▫︎ 決定権者という「ボトルネック」
21年間、デザインの現場に立ってきて確信した一つの結論があります。
それは、「最終決定権を持つ人物が、デザインやプロモーションの素人である限り、何も変わらない」ということです。
彼らが見ているのは、目の前にある「デザイン画」だけで、そこには最も重要な「顧客の視点」が欠落しています。
顧客不在のデザインに、人が魅力を感じるはずがありません。
結果として、商品やサービスは魂の入っていない「ただの物」に成り下がってしまうのです。
▫︎ 買い物とは「未来の自分への投資」である
本来、顧客が商品を手にする時、そこには無意識のうちに問いかけが存在します。
なぜ、これを買わなければならないのか?
購入した後、自分の未来はどう変わるのか?
これに答えられない商品は、本当に必要とされているとは言えません。
なぜなら、日々の買い物はすべて、限りある収入を使った「未来の自分への投資」だからです。
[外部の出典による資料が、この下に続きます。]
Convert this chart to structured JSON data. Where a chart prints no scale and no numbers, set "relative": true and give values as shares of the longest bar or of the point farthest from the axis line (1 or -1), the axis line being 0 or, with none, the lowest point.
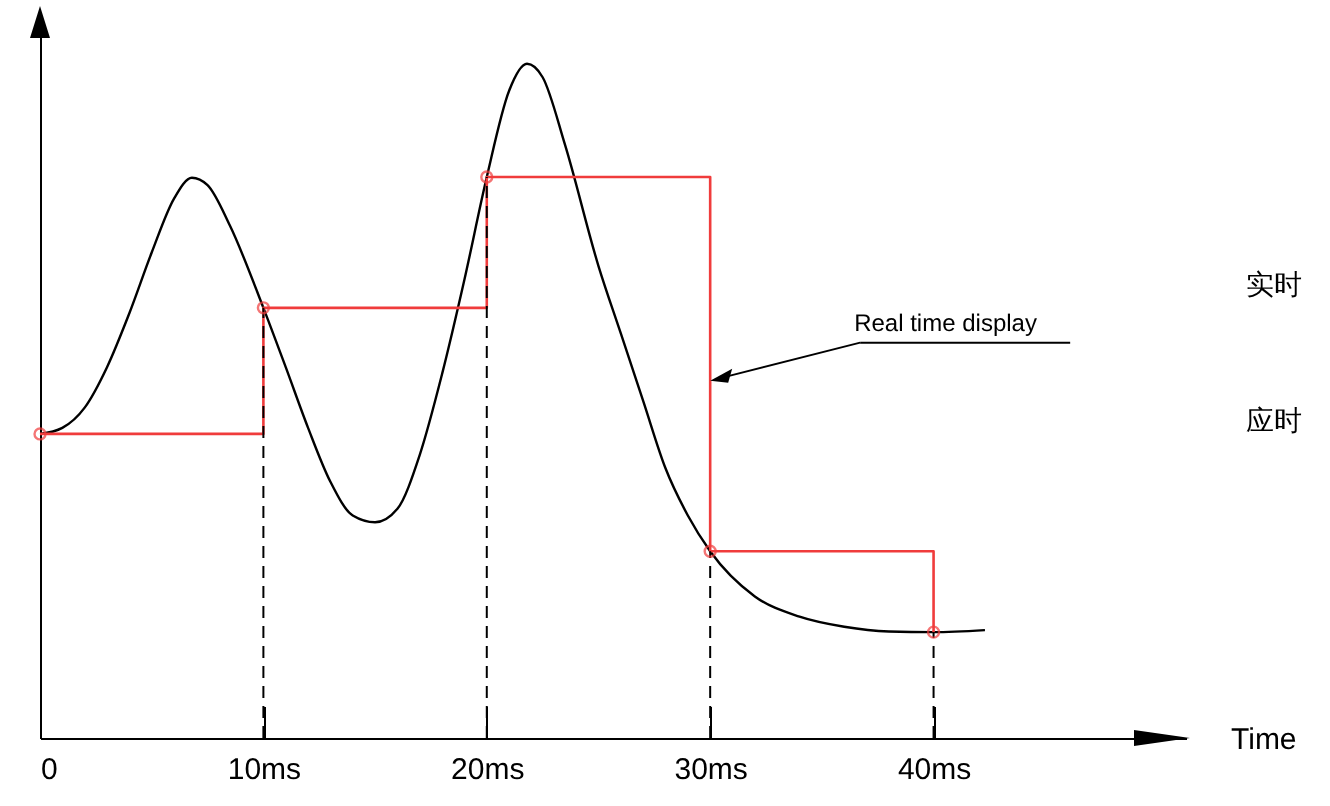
{
  "chart_data": {
    "type": "line",
    "relative": true,
    "xlabel": "Time",
    "xlim": [
      0,
      51.3
    ],
    "xticks": [
      0,
      {
        "value": 10,
        "label": "10ms"
      },
      {
        "value": 20,
        "label": "20ms"
      },
      {
        "value": 30,
        "label": "30ms"
      },
      {
        "value": 40,
        "label": "40ms"
      }
    ],
    "series": [
      {
        "color": "#000000",
        "marker": "none",
        "x": [
          0,
          1,
          2,
          3,
          4,
          5,
          6,
          6.8,
          7.5,
          8.5,
          10,
          11,
          12,
          13,
          14,
          15,
          16,
          17,
          18,
          19,
          20,
          21,
          21.8,
          22.5,
          23.5,
          25,
          26,
          27,
          28,
          29,
          30,
          32,
          34,
          36,
          38,
          40,
          42.3
        ],
        "values": [
          0.451,
          0.46,
          0.49,
          0.55,
          0.63,
          0.72,
          0.8,
          0.831,
          0.82,
          0.76,
          0.638,
          0.55,
          0.46,
          0.38,
          0.33,
          0.32,
          0.34,
          0.42,
          0.54,
          0.68,
          0.832,
          0.96,
          1,
          0.98,
          0.88,
          0.7,
          0.6,
          0.5,
          0.4,
          0.33,
          0.277,
          0.21,
          0.18,
          0.165,
          0.158,
          0.157,
          0.16
        ]
      },
      {
        "type": "step",
        "color": "#f03c3c",
        "marker": "circle",
        "x": [
          0,
          10,
          20,
          30,
          40
        ],
        "values": [
          0.451,
          0.638,
          0.832,
          0.277,
          0.157
        ]
      }
    ],
    "ref_lines": [
      {
        "axis": "x",
        "value": 10,
        "line_style": "dashed"
      },
      {
        "axis": "x",
        "value": 20,
        "line_style": "dashed"
      },
      {
        "axis": "x",
        "value": 30,
        "line_style": "dashed"
      },
      {
        "axis": "x",
        "value": 40,
        "line_style": "dashed"
      }
    ],
    "annotations": [
      {
        "text": "Real time display",
        "x": 30,
        "y": 0.53
      },
      "实时",
      "应时"
    ],
    "grid": false
  }
}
スーパーで食材を買うのは「健康的な体を維持するため(生きるため)」の投資であり、
服を買うのは「自分の個性を表現するため」あるいは「快適に過ごすため」の投資です。
▫︎ 「機能」を超えた「共感」の時代へ
例えば洋服の場合、ただ生きていくだけならユニクロのような機能的で優れた服があれば十分です。
その中で選ばれるためには、圧倒的な「付加価値」が必要です。
それは単に見栄えが良いことではありません。
「このアイテムが、あなたのライフスタイルにどう必要不可欠なのか」
その世界観や価値観をデザインとプロモーションで提案することこそが、真の差別化です。
生産の裏側までインターネットで丸見えになる現代。
外側だけを取り繕ったハリボテのデザインはすぐに見透かされます。
「共感」を生めないサービスは淘汰される。
中身を伴わないデザインに、これからの時代を生き残る術はないのです。